Philip Guston at McKee gallery, New York


Mark Manders and Raoul de Keyser at Zeno X gallery, Antwerpen


Matias Faldbakken at Standard gallery, Oslo

Within the density and diversity of the fair some galleries still manage to create some kind of focus within their booth, such as gallery Standard from Norway where an installation of Matias Faldbakken was presented alongside paintings by Ann Cathrin November Høibo. Faldbakken framed old carton boxes, hardly of any interest, but presented in such a way, here in conjunction with some carved gas tanks, that it catches the attention.

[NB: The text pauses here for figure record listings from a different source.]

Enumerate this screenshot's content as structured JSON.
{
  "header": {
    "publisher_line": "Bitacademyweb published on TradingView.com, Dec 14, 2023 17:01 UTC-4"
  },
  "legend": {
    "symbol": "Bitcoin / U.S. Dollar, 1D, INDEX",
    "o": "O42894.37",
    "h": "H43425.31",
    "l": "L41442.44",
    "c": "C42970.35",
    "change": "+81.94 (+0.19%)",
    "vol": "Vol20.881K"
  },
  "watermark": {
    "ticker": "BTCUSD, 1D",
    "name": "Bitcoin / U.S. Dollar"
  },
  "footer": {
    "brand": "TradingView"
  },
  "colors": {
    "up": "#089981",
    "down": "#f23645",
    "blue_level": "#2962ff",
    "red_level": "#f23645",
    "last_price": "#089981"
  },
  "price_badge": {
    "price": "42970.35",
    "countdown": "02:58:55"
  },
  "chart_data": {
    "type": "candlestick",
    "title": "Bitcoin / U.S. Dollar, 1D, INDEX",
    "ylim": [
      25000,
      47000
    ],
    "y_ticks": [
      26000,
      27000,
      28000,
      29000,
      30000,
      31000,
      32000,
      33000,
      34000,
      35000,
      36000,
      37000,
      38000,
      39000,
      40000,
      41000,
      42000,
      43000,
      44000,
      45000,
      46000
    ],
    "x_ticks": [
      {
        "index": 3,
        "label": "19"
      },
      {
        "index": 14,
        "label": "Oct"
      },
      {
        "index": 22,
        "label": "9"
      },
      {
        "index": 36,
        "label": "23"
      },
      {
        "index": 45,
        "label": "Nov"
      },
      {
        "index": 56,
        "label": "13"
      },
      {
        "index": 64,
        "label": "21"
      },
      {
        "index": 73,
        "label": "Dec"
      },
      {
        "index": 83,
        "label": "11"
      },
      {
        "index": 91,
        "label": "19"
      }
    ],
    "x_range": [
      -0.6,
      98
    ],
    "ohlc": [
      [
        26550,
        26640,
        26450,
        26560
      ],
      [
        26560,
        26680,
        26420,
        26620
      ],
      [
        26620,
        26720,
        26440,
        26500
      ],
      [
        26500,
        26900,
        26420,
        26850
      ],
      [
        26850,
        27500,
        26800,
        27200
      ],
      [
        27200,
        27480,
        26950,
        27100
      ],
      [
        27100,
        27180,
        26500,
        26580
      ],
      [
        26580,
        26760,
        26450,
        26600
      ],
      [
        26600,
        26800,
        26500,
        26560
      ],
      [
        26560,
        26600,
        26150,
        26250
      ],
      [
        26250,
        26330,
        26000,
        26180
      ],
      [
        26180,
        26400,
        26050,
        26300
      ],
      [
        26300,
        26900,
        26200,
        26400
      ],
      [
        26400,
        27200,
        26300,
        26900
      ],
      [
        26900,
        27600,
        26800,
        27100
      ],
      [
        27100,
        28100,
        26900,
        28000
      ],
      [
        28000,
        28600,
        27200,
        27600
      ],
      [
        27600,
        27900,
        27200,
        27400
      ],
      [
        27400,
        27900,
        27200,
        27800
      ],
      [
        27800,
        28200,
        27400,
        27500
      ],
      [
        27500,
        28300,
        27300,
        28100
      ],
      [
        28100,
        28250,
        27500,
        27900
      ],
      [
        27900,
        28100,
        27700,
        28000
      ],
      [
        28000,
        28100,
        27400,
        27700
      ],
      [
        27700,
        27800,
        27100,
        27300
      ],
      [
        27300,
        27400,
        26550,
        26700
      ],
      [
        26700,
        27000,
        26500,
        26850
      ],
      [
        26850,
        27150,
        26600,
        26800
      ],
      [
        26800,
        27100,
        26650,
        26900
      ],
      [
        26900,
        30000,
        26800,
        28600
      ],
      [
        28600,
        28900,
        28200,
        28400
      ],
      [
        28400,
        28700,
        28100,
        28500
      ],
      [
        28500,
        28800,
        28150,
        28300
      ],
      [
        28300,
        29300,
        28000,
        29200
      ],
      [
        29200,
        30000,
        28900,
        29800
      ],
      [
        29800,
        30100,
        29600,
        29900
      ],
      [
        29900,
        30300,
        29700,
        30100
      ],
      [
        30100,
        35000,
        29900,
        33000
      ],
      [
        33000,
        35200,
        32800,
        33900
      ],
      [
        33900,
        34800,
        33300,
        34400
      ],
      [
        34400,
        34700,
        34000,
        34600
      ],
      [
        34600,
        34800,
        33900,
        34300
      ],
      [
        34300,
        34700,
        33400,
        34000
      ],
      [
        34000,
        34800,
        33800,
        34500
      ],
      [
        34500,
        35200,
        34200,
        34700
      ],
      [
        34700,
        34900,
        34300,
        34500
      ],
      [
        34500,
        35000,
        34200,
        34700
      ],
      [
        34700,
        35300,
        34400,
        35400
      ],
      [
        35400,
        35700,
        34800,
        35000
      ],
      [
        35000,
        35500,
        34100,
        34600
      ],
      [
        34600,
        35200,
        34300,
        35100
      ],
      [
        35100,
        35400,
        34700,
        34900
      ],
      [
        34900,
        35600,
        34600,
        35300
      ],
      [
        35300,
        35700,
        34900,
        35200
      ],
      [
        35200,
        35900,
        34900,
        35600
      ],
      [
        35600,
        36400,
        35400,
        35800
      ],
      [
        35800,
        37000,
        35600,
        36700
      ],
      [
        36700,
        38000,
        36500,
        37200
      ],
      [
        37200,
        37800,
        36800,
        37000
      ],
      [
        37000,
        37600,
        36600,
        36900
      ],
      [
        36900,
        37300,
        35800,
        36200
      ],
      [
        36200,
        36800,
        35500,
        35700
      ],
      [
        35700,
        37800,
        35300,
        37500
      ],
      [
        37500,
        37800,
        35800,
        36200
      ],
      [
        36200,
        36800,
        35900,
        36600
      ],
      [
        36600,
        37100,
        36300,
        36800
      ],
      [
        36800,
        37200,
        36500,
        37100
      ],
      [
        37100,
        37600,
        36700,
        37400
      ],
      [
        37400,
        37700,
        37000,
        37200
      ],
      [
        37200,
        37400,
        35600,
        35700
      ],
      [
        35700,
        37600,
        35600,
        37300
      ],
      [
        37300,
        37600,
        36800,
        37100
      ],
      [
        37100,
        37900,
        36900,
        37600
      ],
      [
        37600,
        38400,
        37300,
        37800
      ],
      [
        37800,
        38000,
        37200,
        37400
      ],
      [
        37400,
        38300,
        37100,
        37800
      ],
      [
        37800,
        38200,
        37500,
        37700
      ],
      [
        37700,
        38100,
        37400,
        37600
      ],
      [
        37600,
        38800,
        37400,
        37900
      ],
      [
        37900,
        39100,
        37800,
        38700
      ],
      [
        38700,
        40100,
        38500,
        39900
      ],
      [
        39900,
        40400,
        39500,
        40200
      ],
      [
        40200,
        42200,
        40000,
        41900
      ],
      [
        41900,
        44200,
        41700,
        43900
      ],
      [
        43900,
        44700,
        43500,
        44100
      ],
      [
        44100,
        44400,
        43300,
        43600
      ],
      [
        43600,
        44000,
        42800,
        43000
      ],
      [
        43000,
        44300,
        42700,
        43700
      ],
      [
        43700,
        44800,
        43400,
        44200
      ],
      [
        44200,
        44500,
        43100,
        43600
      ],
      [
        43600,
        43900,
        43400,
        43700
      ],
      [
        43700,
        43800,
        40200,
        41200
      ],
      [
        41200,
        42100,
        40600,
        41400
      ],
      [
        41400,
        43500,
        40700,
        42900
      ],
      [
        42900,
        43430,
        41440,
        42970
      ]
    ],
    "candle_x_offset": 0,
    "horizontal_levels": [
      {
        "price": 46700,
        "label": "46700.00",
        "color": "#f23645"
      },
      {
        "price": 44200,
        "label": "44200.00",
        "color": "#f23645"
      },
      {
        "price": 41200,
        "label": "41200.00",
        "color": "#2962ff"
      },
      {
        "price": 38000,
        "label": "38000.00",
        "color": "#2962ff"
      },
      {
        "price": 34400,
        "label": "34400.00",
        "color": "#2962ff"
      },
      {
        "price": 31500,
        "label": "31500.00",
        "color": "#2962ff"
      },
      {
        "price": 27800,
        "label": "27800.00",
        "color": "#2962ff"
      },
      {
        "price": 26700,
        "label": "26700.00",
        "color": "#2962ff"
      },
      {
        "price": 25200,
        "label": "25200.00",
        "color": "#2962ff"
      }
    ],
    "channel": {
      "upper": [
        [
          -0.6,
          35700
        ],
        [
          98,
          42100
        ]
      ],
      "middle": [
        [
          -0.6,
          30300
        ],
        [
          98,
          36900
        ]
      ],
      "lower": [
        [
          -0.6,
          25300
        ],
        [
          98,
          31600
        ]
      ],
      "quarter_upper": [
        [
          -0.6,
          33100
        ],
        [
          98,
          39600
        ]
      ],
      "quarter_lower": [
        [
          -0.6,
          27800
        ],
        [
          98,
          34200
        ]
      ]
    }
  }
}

An example of finding art in everyday life, rather then making it.


Anna Betbeze at Kate Werble gallery, New York


Marie Lund at Laura Bartlett gallery, London

For the youngest section of the Art Basel, the Art Statements, 14 galleries have been selected out of several hundred proposals. While the Statements used to be located in a separate hall together with Unlimited, this year the section is integrated in the main fair which is welcomed by the galleries since it brings the collectors closer. One of the eye catching Statements comes from Anna Betbeze, who presents at Kate Werble Gallery a sculpture of a rug, that has been colourful dyed, but also burned and mutilated. Another highlight comes from the Danish artist Marie Lund in the booth of Laura Bartlett Gallery. What appears to be an installation of hand made paintings are in fact curtains that the artist collected from the Arcosanti house in the Arizona desert, an experimental architecture project started in 1970. The curtains were blended by the harsh sunlight and show traces of more then 40 years use. They are in different colours, each obtained from a different room of the house.  Here the use of sunlight as a painting instance is convincing and leads to a strong visual result, that actually looks like a handmade painting. Combined with a series of concrete sculptures, cast out of backpacks, the ensemble creates an abstract travel history.